Using a credit card to withdraw cash from an ATM may seem like a convenient solution during emergencies or while traveling, but this feature comes with important financial implications. Understanding the benefits and drawbacks of this option can help you decide when and how it might be appropriate.
A cash withdrawal using a credit card, also known as a cash advance, allows cardholders to access physical currency from an ATM or bank using their available credit limit.

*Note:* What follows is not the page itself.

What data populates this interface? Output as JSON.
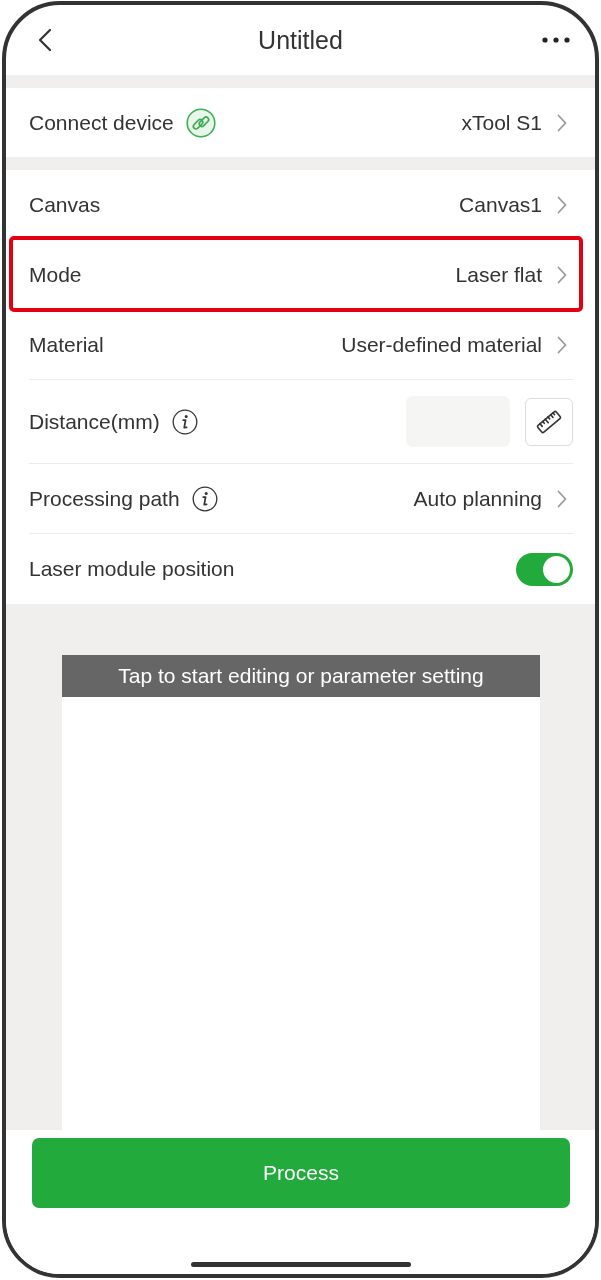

Unlike regular card purchases, cash withdrawals are treated differently by card issuers and are subject to unique conditions and costs.
Advantages of Cash Withdrawals
In urgent situations where card payments are not accepted—such as small vendors, remote areas, or during service interruptions—a cash withdrawal provides quick liquidity.
If you don’t have direct access to a checking account or debit card, using a credit card for cash may be your only alternative.
In some destinations, digital transactions may be limited. Having the ability to access funds via ATM ensures greater flexibility and purchasing power.
Cash withdrawals usually incur a transaction fee, often calculated as a percentage of the withdrawn amount or a flat charge—whichever is greater. This fee is applied each time you withdraw.Unlike purchases, cash advances typically do not benefit from a grace period. Interest starts accruing immediately from the moment the cash is dispensed, often at a higher rate than regular transactions.
The available amount for withdrawal is often less than the full credit limit. Some issuers set strict caps on cash advances, which may be insufficient for large expenses.Most card programs do not provide points, miles, or rebates on cash advances. As such, there’s no additional benefit beyond access to funds.